To identify the type of hash we’re dealing with I used https://www.tunnelsup.com/hash-analyzer/
Character type base64 I then decrypted base64 in my Kali machine using the following command:
base64 -d backup_credentials.txt
The decrypted hash is backup@spookysec.local:ba———0
Elevating Privileges
First objective: What method allowed us to dump NTDS.DIT?
DRSUAPI
Second objective: What is the Administrators NTLM hash?
As you can see in the previous screenshot we use secretsdump.py to extract the hashes from all users the Domain Controller has access to.
The administrator NTLM hash is e—————-b
Third objective: What method of attack could allow us to authenticate as the user without the password?

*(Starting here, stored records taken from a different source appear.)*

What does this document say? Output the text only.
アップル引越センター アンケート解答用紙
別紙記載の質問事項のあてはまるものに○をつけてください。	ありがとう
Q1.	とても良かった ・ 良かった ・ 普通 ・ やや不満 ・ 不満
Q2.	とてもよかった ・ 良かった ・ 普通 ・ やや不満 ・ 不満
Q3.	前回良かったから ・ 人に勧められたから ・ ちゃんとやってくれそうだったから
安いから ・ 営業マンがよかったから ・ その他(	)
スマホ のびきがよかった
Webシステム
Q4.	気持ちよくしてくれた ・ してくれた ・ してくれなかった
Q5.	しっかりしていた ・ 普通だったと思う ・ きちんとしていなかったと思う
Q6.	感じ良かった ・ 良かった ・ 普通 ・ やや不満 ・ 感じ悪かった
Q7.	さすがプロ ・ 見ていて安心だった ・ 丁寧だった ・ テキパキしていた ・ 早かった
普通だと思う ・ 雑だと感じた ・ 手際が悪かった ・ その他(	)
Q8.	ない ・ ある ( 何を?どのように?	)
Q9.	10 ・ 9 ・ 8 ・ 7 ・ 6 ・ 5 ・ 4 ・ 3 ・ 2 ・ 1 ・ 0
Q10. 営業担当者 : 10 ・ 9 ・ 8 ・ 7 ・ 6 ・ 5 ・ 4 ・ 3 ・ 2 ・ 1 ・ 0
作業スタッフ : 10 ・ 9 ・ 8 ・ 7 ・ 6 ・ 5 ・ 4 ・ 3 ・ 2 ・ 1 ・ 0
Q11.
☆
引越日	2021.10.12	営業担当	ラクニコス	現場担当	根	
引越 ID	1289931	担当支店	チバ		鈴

Pass the hash a hacking technique that allows an attacker to authenticate to a remote server or service by using the underlying NTLM or LanMan hash of a user’s password.
Fourth objective: Using a tool called Evil-WinRM what option will allow us to use a hash?
-H allows us to input NThash
Flags
We can now connect to each of the accounts with their NT:LM hashes.
Evil-winrm supports Pass The Hash, the -H flag allows us to authenticate with the NT hash as explained in the objective above.
evil-winrm -i <ip> -u Administrator -H <NT Hash>
We are now Administrator, each flag is located in the user Desktop directory.